Stories of resilience, solidarity and survival were shared in Katoomba on May 17 to mark IDAHOT Day, the International Day Against Homophobia, Biphobia and Transphobia.
Historian Dr Shirleene Robinson recounted the personal story of a lesbian who worked in the Australian army well before gays were officially welcomed into the military in 1992.
“Julie gained the rank of corporal in the Women’s Royal Australian Army Corps. She was posted to Singapore in 1967, working on a British base, where she discovered there were many other lesbians. Her sexuality was exposed the following year when military personnel found her in bed with another woman,” she said.
“Julie was forced out of the army within a week. She appeared before a British officer and forced to write a letter admitting she was a lesbian. Given her high security clearance her superiors believed Julie’s lesbianism made her open to blackmail.
“However, Julie makes the obvious point that she would not have been vulnerable to blackmail if homosexuality were not illegal. For two years Julie lived with the stigma that other LGBTIQ [lesbian, gay, bisexual, transgender, intersex, queer] people faced in those days: being labelled psychiatrically ‘not quite right’. Not only that, but her loyalty to her country and profession were questioned. In Julie’s case, resilience resurfaced after a few years; she started studying and then working in a new profession,” Dr Robinson said.

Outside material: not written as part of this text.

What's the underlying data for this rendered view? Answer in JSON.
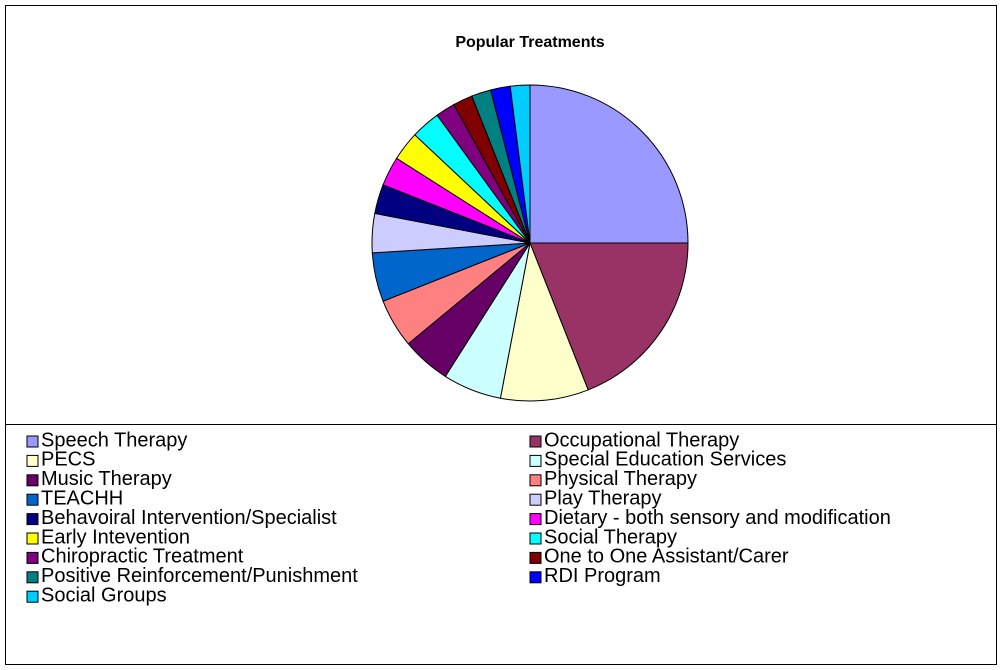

Community activist Paul Van Reyk revisited the 1978 Mardi Gras, noting that coverage of the 40th anniversary neglected the history of the previous eight years of community-building, mobilisation and activism that made possible the response by revellers on June 28, 1978.
“What happened over those years, and what has continued to happen since, through the horror years of the aids epidemic right up to last year’s successful activism on marriage equality, is a textbook case of resilience, solidarity and survival. It was great that, in the Blue Mountains, your community and your council supported marriage equality.”
Blue Mountains councillor Romola Hollywood affirmed the council’s continuing support of IDAHOT.
“Our council, like a number of other councils in NSW, recognises the need to stand up against homophobia, transphobia and biphobia. It is vital all people who make up our wonderful Blue Mountains community feel safe, valued and included. Understanding and respecting diversity is part of the continuing story of social justice, fairness and equity,” Cr Hollywood said.
Blue Mountains’ 78-ers, Myra Hutton, Brian Coates, Genie Melone and Jan Forrester raised the Rainbow Flag to close IDAHOT 2018.